Endoscope is a device that uses small cameras mounted on flexible tubes that can be inserted into the body to visually examine an organ or tissue without surgery. Health professionals often use endoscopy to determine whether a biopsy is needed. Rice university researchers have now developed a new low-cost, portable, battery-powered micro-endoscope that could eventually eliminate the need for costly biopsies for many cancer patients, revealed a clinical study of patients in the US and China.
The new high-resolution micro-endoscope uses a one millimeter wide fiber-optic cable that is attached to the standard endoscope. This cable transmits images to a high-powered fluorescence microscope, and the endoscopist uses a tablet computer to view the microscope's output.
Lead researcher Rebecca Richards-Kortum, professor at Rice University, said, "For patients, biopsies are stressful and sometimes painful. In addition, in low-resource settings, pathology costs frequently exceed endoscopy costs. So the micro-endoscope could both improve patient outcomes and provide a significant cost-saving advantage if used in conjunction with a traditional endoscope."
147 US and Chinese patients undergoing examination for potential esophageal cancer were involved in the clinical study.
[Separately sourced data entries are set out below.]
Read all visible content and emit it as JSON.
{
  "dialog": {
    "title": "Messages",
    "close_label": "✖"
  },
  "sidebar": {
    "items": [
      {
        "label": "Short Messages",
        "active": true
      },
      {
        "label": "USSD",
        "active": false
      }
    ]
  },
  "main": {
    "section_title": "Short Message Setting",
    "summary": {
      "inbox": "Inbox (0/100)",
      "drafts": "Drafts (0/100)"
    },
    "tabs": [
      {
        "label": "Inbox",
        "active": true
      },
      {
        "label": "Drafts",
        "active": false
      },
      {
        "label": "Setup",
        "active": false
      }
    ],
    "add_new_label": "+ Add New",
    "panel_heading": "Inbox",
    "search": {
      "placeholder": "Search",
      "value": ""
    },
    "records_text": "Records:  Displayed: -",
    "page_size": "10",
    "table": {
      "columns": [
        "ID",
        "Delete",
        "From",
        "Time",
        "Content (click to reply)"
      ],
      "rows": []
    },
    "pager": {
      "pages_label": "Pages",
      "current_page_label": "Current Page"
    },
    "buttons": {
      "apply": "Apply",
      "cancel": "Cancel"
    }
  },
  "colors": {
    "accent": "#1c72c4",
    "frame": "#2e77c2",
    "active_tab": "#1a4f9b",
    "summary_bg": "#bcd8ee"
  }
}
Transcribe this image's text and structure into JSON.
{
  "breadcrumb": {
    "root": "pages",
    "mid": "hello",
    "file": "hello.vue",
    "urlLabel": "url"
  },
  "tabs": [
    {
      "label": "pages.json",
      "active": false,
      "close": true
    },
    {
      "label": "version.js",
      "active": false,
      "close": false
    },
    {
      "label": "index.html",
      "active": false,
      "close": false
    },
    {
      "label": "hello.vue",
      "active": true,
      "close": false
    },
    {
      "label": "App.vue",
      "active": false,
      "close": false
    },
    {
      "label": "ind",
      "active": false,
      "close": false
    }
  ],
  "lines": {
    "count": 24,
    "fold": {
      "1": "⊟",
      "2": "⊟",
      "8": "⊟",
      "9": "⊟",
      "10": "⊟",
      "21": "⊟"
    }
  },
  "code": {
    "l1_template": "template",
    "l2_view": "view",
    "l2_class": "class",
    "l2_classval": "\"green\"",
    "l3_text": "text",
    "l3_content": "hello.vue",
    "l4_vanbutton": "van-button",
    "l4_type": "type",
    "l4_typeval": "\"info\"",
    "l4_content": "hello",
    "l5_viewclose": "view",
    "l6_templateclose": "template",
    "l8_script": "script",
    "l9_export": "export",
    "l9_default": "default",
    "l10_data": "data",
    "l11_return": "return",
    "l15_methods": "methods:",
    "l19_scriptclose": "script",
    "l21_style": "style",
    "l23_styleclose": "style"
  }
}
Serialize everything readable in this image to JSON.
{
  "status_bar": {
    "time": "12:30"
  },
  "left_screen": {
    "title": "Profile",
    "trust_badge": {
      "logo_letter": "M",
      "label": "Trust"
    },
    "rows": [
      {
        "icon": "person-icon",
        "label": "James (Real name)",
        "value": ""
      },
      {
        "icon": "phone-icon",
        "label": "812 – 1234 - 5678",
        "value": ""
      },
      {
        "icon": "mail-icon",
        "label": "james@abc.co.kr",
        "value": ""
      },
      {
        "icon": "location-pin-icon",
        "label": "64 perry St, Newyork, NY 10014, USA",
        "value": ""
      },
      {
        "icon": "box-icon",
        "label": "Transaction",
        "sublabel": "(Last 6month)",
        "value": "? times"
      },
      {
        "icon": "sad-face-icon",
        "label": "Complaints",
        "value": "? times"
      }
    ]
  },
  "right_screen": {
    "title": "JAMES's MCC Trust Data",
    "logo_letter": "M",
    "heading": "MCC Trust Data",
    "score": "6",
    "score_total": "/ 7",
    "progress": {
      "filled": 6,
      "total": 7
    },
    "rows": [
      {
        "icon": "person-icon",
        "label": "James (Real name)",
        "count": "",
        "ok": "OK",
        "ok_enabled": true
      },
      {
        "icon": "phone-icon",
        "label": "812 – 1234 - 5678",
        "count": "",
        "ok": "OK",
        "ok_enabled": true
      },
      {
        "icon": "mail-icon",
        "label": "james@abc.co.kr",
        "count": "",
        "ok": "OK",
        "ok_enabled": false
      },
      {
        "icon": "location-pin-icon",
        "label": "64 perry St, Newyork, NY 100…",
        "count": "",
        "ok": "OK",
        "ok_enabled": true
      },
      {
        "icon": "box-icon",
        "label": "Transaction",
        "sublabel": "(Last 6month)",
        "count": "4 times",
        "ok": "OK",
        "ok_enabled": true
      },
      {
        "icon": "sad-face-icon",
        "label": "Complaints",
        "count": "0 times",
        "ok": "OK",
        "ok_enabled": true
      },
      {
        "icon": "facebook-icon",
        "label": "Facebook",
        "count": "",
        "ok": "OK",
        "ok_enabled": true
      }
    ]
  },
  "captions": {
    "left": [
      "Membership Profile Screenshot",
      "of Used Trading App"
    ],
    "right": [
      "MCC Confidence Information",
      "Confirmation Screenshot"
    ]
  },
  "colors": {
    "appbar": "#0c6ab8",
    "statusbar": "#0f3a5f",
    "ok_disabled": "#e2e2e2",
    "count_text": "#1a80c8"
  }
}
All the study participants with suspect lesions were examined with both a traditional endoscope and the new micro-endoscope. Biopsies were obtained based upon the results of the traditional endoscopic examination. A pathology exam revealed that 58% of those receiving biopsies did not have high-grade pre-cancer or cancer. The researchers found that the micro-endoscopic exam could have spared unnecessary biopsies for about 90% of the patients with benign lesions.
Clinical studies of this new micro-endoscope are either planned or underway for a dozen types of cancer including cervical, bladder, oral and colon cancers.
The findings appear online in Gastroenterology.